In the Forward pass, neurons in the first hidden layer calculate the weighted sum of input parameters received from the input layer, which is then passed to the neuron's activation function. Note that neurons in the input layer are not computational units; they simply pass the input variables to the connected neurons in the first hidden layer. The output from the activation function of a neuron is then used as input for the connected neurons in the next layer, whether it is another hidden layer or the output layer. The result of the activation function in the output layer represents the model's prediction, which is compared to the expected value (ground truth) using the error function. The output of the error function indicates the accuracy of the current training iteration. If the result is sufficiently close to the expected value, the training is complete. Otherwise, it triggers the Backward pass process.

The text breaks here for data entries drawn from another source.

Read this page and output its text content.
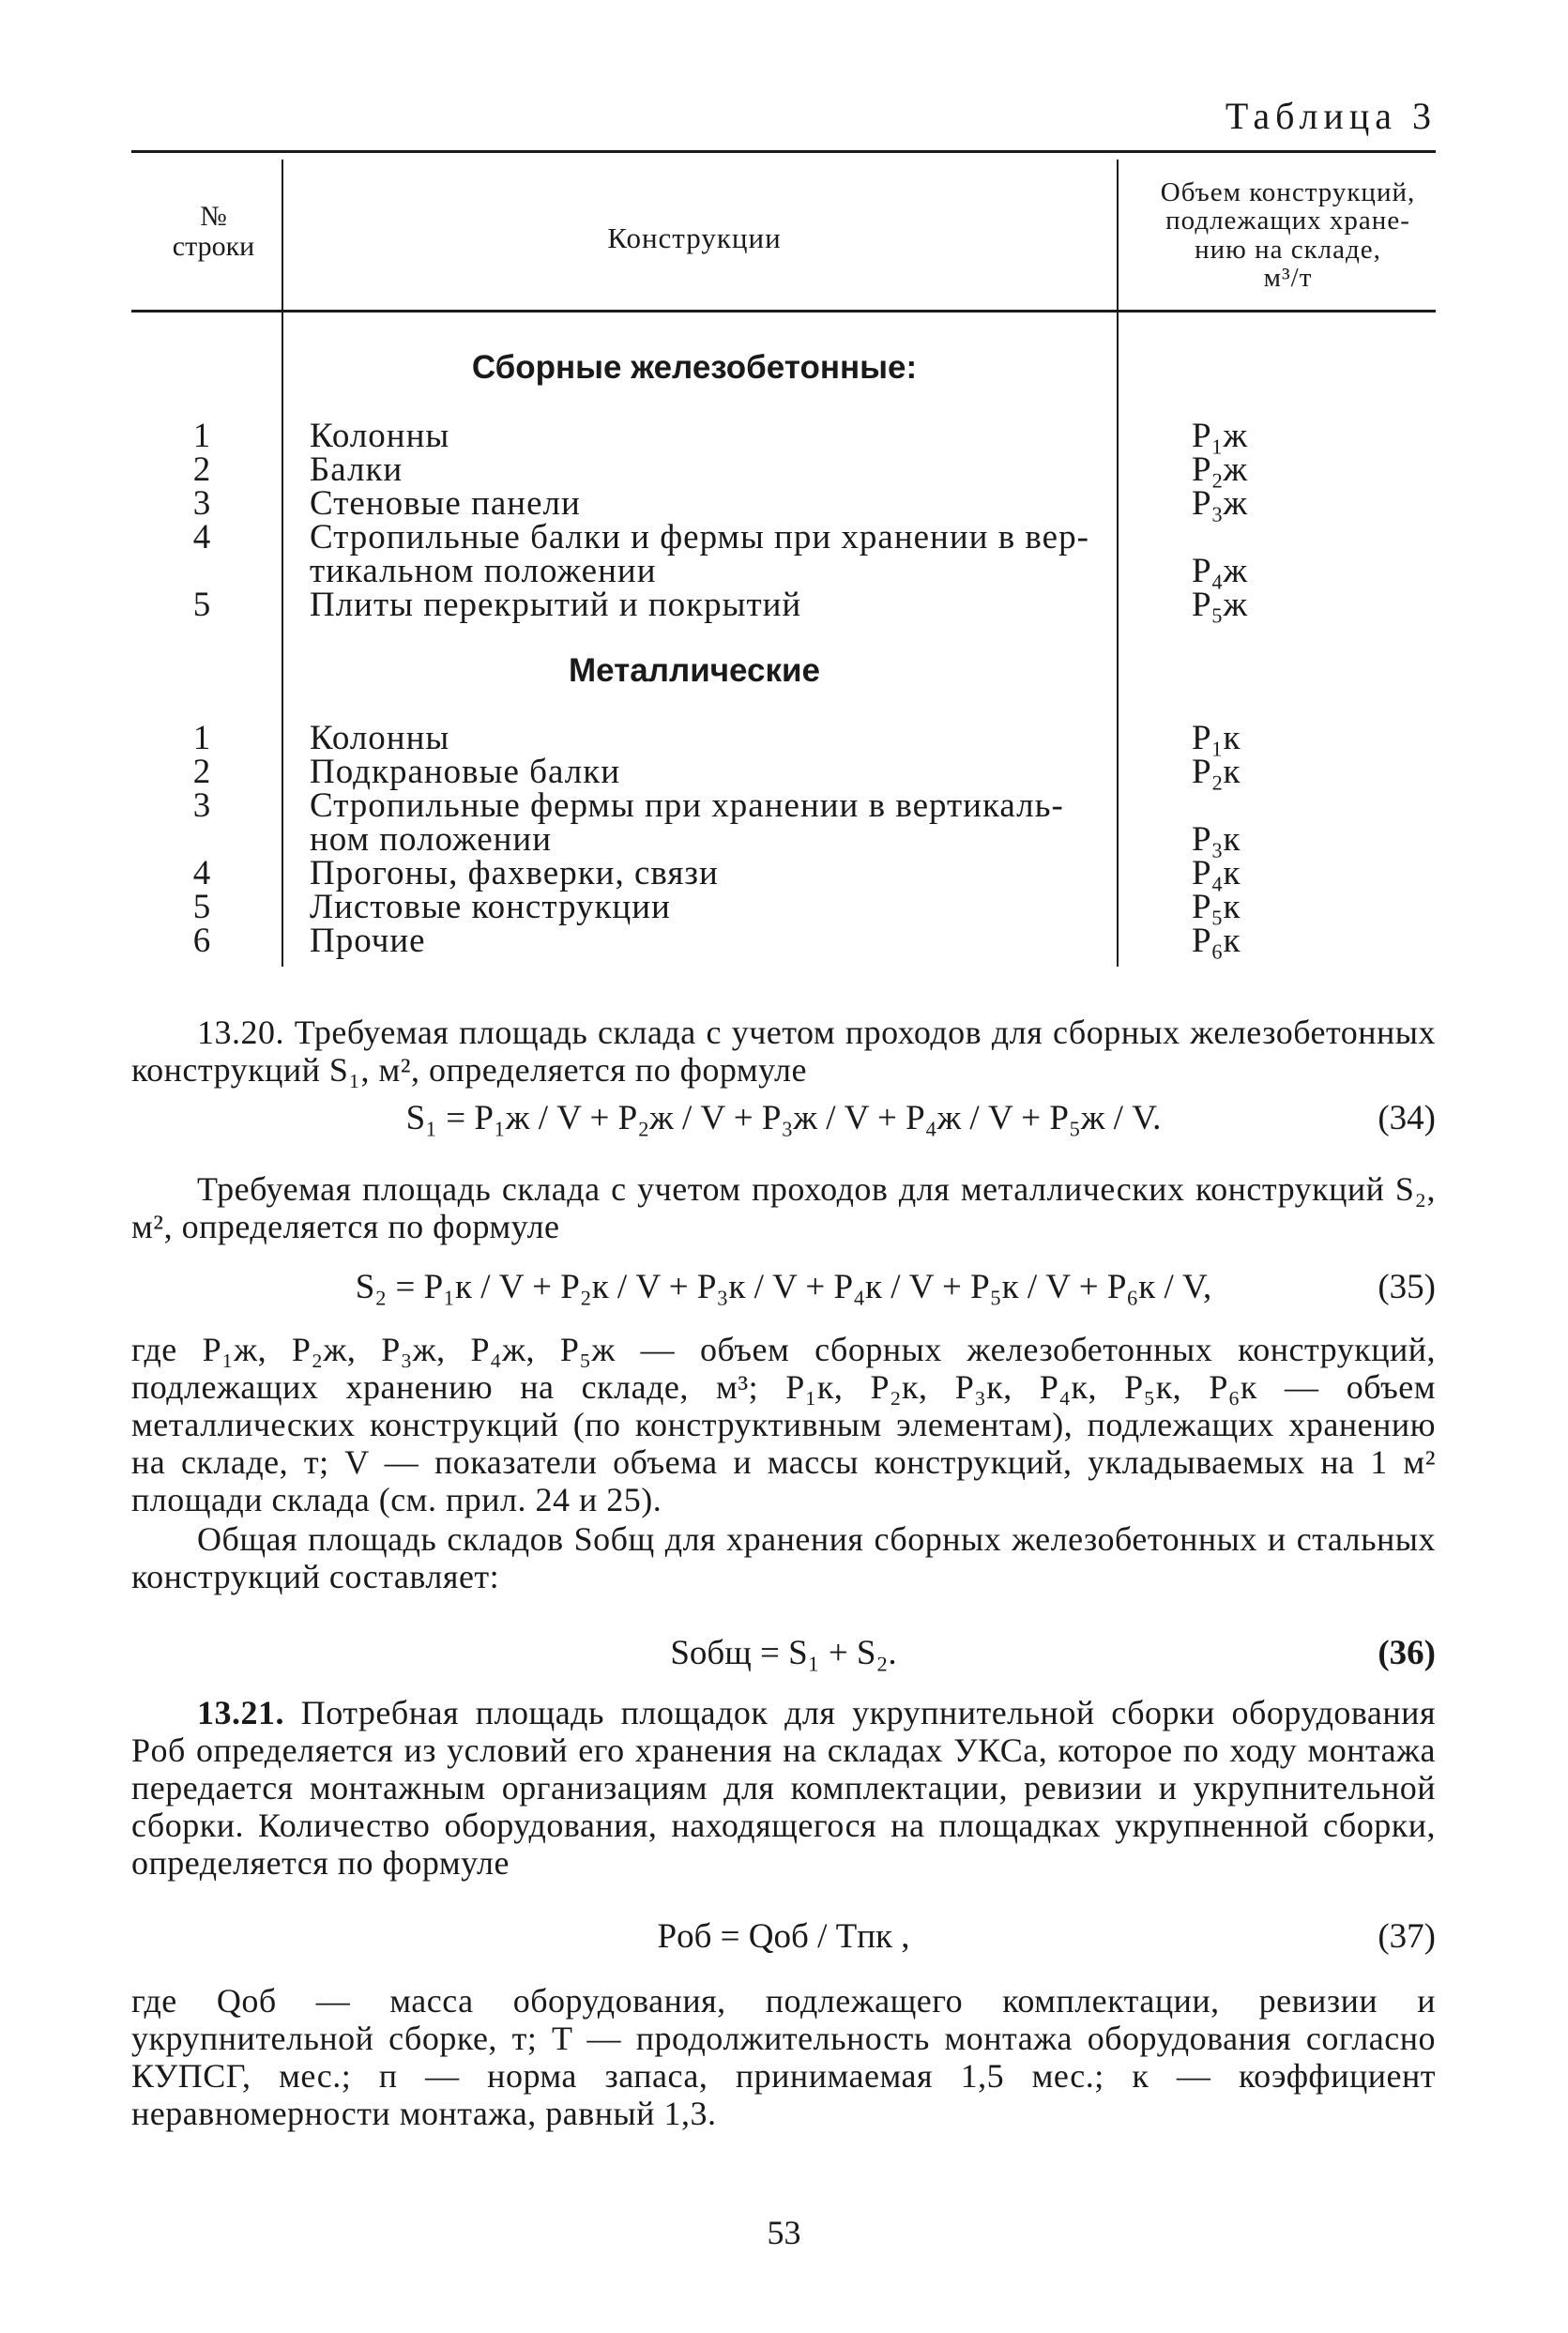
Таблица 3
№
строки	Конструкции
Объем конструкций,
подлежащих хране-
нию на складе,
м³/т
Сборные железобетонные:
1	Колонны	P₁ж
2	Балки	P₂ж
3	Стеновые панели	P₃ж
4	Стропильные балки и фермы при хранении в вер-
тикальном положении	P₄ж
5	Плиты перекрытий и покрытий	P₅ж
Металлические
1	Колонны	P₁к
2	Подкрановые балки	P₂к
3	Стропильные фермы при хранении в вертикаль-
ном положении	P₃к
4	Прогоны, фахверки, связи	P₄к
5	Листовые конструкции	P₅к
6	Прочие	P₆к
13.20. Требуемая площадь склада с учетом проходов для сборных железобетонных конструкций S₁, м², определяется по формуле
S₁ = P₁ж / V + P₂ж / V + P₃ж / V + P₄ж / V + P₅ж / V.	(34)
Требуемая площадь склада с учетом проходов для металлических конструкций S₂, м², определяется по формуле
S₂ = P₁к / V + P₂к / V + P₃к / V + P₄к / V + P₅к / V + P₆к / V,	(35)
где P₁ж, P₂ж, P₃ж, P₄ж, P₅ж — объем сборных железобетонных конструкций, подлежащих хранению на складе, м³; P₁к, P₂к, P₃к, P₄к, P₅к, P₆к — объем металлических конструкций (по конструктивным элементам), подлежащих хранению на складе, т; V — показатели объема и массы конструкций, укладываемых на 1 м² площади склада (см. прил. 24 и 25).
Общая площадь складов Sобщ для хранения сборных железобетонных и стальных конструкций составляет:
Sобщ = S₁ + S₂.	(36)
13.21. Потребная площадь площадок для укрупнительной сборки оборудования Pоб определяется из условий его хранения на складах УКСа, которое по ходу монтажа передается монтажным организациям для комплектации, ревизии и укрупнительной сборки. Количество оборудования, находящегося на площадках укрупненной сборки, определяется по формуле
Pоб = Qоб / Tпк ,	(37)
где Qоб — масса оборудования, подлежащего комплектации, ревизии и укрупнительной сборке, т; T — продолжительность монтажа оборудования согласно КУПСГ, мес.; п — норма запаса, принимаемая 1,5 мес.; к — коэффициент неравномерности монтажа, равный 1,3.
53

In the Backward pass process, the Backpropagation algorithm first calculates the derivative of the error function. This derivative is then used to compute the error term for each neuron in the model. Neurons use their calculated error terms to determine how much and in which direction the current weight values must be fine-tuned. Depending on the model and the parallelization strategy, GPUs in multi-GPU clusters synchronize information during the Backpropagation process. This process affects network utilization.
Our feedforward neural network, shown in Figure 2-1, has one hidden layer and one output layer. If we wanted our example to be a deep neural network, we would need to add additional layers, as the definition of "deep" requires two or more hidden layers. For simplicity, the input layer is not shown in the figure.

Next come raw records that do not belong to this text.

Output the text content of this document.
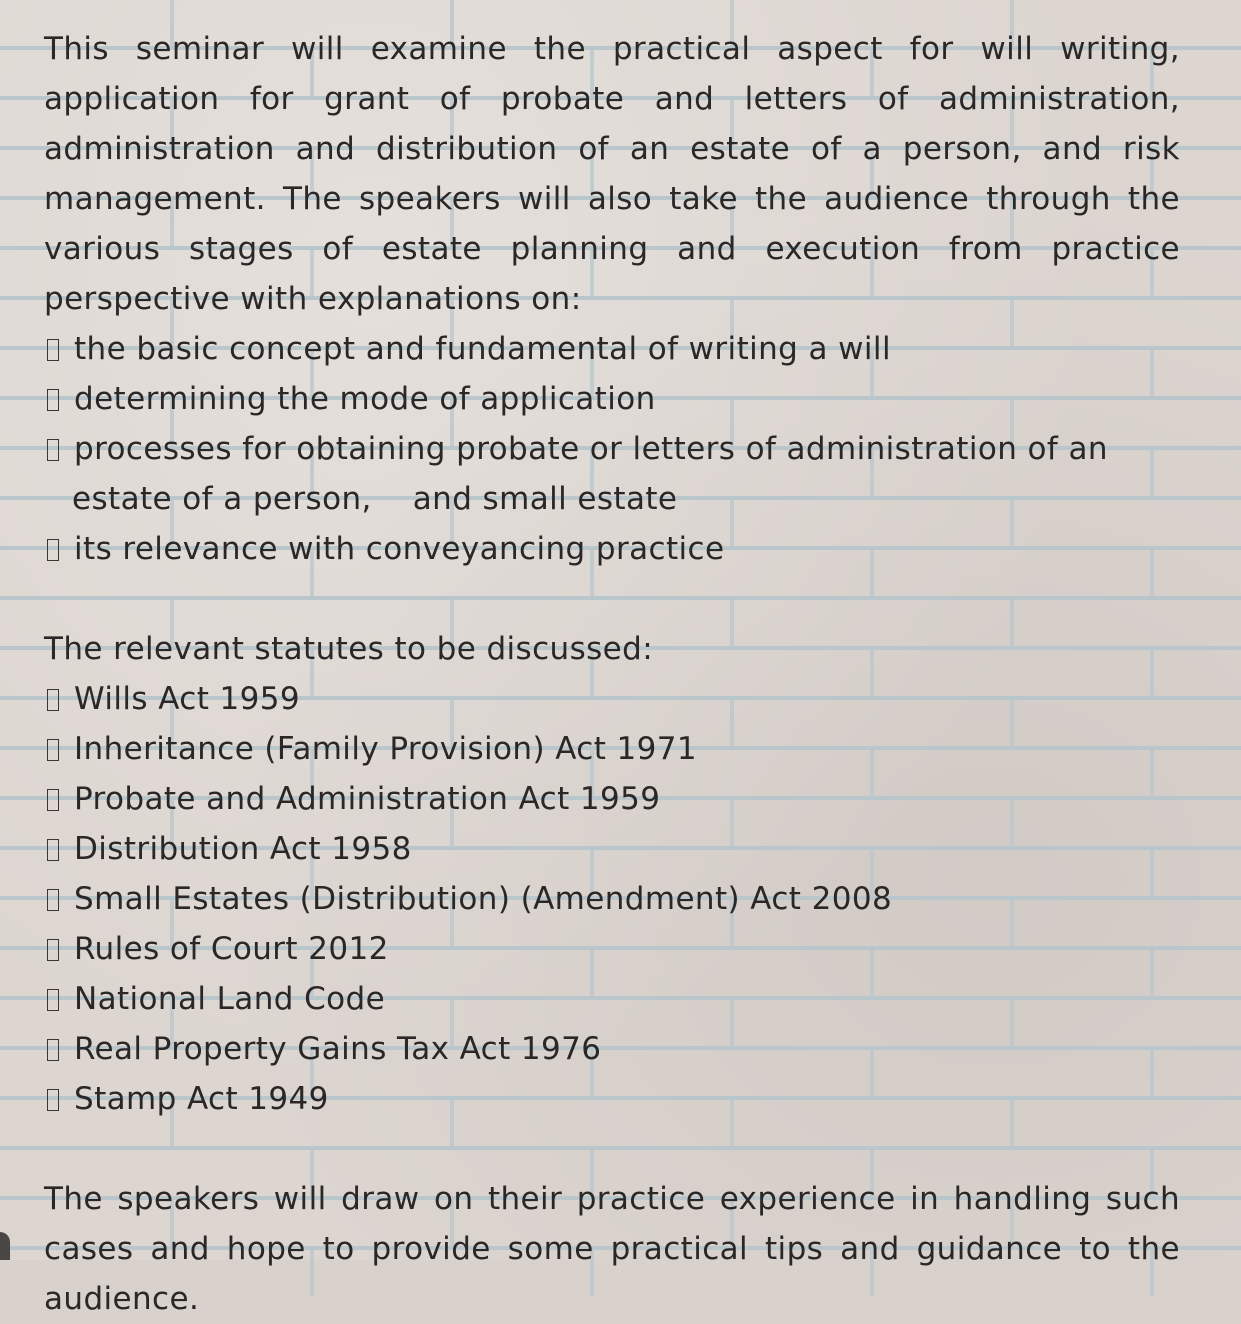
This seminar will examine the practical aspect for will writing, application for grant of probate and letters of administration, administration and distribution of an estate of a person, and risk management. The speakers will also take the audience through the various stages of estate planning and execution from practice perspective with explanations on:

the basic concept and fundamental of writing a will
determining the mode of application
processes for obtaining probate or letters of administration of an
estate of a person,    and small estate
its relevance with conveyancing practice

The relevant statutes to be discussed:

Wills Act 1959
Inheritance (Family Provision) Act 1971
Probate and Administration Act 1959
Distribution Act 1958
Small Estates (Distribution) (Amendment) Act 2008
Rules of Court 2012
National Land Code
Real Property Gains Tax Act 1976
Stamp Act 1949

The speakers will draw on their practice experience in handling such cases and hope to provide some practical tips and guidance to the audience.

We have three input parameters connected to neuron-a in the hidden layer as follows:
• Input X1 = 0.2 > neuron-a via weight Wa1 = 0.1
• Input X2 = 0.1 > neuron-a via weight Wa2 = 0.2
• Input X3 = 0.4 > neuron-a via weight Wa3 = 0.3
• Bias ba0 = 1.0 > neuron-a via weight Wa0 = 0.6
The bias term helps ensure that the neuron is active, meaning its output value is not zero.

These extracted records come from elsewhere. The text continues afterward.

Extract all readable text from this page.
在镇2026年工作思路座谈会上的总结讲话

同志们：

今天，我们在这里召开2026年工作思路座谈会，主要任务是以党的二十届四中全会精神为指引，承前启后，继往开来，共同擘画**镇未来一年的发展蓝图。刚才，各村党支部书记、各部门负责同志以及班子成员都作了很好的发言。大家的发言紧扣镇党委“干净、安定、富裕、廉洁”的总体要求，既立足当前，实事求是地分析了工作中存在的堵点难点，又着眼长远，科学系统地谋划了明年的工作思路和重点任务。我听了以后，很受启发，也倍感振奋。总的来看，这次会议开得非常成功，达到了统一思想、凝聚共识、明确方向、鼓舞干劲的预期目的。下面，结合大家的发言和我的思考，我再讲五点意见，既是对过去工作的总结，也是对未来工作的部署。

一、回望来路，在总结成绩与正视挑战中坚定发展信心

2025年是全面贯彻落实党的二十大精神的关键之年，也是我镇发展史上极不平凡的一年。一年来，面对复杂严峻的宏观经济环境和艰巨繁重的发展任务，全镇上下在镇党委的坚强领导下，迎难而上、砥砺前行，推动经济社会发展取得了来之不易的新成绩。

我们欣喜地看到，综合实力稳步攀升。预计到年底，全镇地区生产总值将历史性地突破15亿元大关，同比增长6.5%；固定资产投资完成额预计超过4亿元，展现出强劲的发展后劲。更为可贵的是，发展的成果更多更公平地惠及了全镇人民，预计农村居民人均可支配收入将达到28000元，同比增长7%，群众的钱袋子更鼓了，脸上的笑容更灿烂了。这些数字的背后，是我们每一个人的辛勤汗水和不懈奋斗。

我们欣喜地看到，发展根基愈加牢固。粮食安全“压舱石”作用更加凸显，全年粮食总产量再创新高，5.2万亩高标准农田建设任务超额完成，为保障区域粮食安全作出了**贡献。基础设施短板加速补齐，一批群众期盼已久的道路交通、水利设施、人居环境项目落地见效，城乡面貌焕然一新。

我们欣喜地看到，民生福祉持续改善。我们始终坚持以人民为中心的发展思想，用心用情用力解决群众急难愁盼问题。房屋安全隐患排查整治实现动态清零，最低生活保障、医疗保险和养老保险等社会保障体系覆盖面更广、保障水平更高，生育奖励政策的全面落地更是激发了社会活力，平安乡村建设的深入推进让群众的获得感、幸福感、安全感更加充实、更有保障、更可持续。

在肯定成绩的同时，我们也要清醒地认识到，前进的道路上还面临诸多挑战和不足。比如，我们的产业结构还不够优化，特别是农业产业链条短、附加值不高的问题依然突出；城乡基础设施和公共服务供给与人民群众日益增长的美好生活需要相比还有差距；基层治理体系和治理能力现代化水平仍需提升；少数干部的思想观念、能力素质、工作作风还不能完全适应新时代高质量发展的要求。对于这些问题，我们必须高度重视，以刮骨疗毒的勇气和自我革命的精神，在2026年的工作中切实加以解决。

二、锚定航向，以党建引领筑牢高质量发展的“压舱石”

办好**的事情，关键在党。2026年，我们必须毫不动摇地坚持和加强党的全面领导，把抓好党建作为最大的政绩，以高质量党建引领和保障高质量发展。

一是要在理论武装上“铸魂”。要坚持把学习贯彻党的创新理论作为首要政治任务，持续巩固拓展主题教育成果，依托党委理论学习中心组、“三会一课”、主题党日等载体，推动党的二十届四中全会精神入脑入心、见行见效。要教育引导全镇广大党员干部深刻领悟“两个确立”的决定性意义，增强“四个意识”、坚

The input parameters are treated as constant values, while the weight values are variables that will be adjusted during the Backward pass if the training result does not meet expectations. The initial weight values are our best guess for achieving the desired training outcome. The result of the weighted sum calculation is passed to the activation function, which provides the input for neuron-b in the output layer. We use the ReLU (Rectified Linear Unit) activation function in both layers due to its simplicity. There are other activation functions, such as hyperbolic tangent (tanh), sigmoid, and softmax, but those are outside the scope of this chapter.
The input values and weights for neuron-b are:
• Neuron-a activation function output f(af) > neuron-b via weight Wb1
• Bias ba0 = 1.0 > neuron-b via weight Wa0 = 0.5
The output, Ŷ, from neuron-b represents our feedforward neural network's prediction. This value is used along with the expected result, y, as input for the error function. In this example, we use the Mean Squared Error (MSE) error function. As we will see, the result of the first training iteration does not match our expected value, leading us to initiate the Backward pass process.
In the first step of the Backward pass, the Backpropagation algorithm calculates the derivative of the error function (MSE’). Neurons-a and b use this result as input to compute their respective error terms by multiplying MSE’ with the result of the activation function and the weight value associated with the connection to the next neuron. Note that for neuron-b, there is no next layer—just the error function—so the weight parameter is excluded from the error term calculation of neuron-b. Next, the error term value is multiplied by an input value and learning rate, and this adjustment value is added to the current weight.
After completing the Backward pass, the Backpropagation algorithm starts a new iteration of the Forward pass, gradually improving the model's prediction until it closely matches the expected value, at which point the training is complete.
Figure 2-1: Backpropagation Algorithm.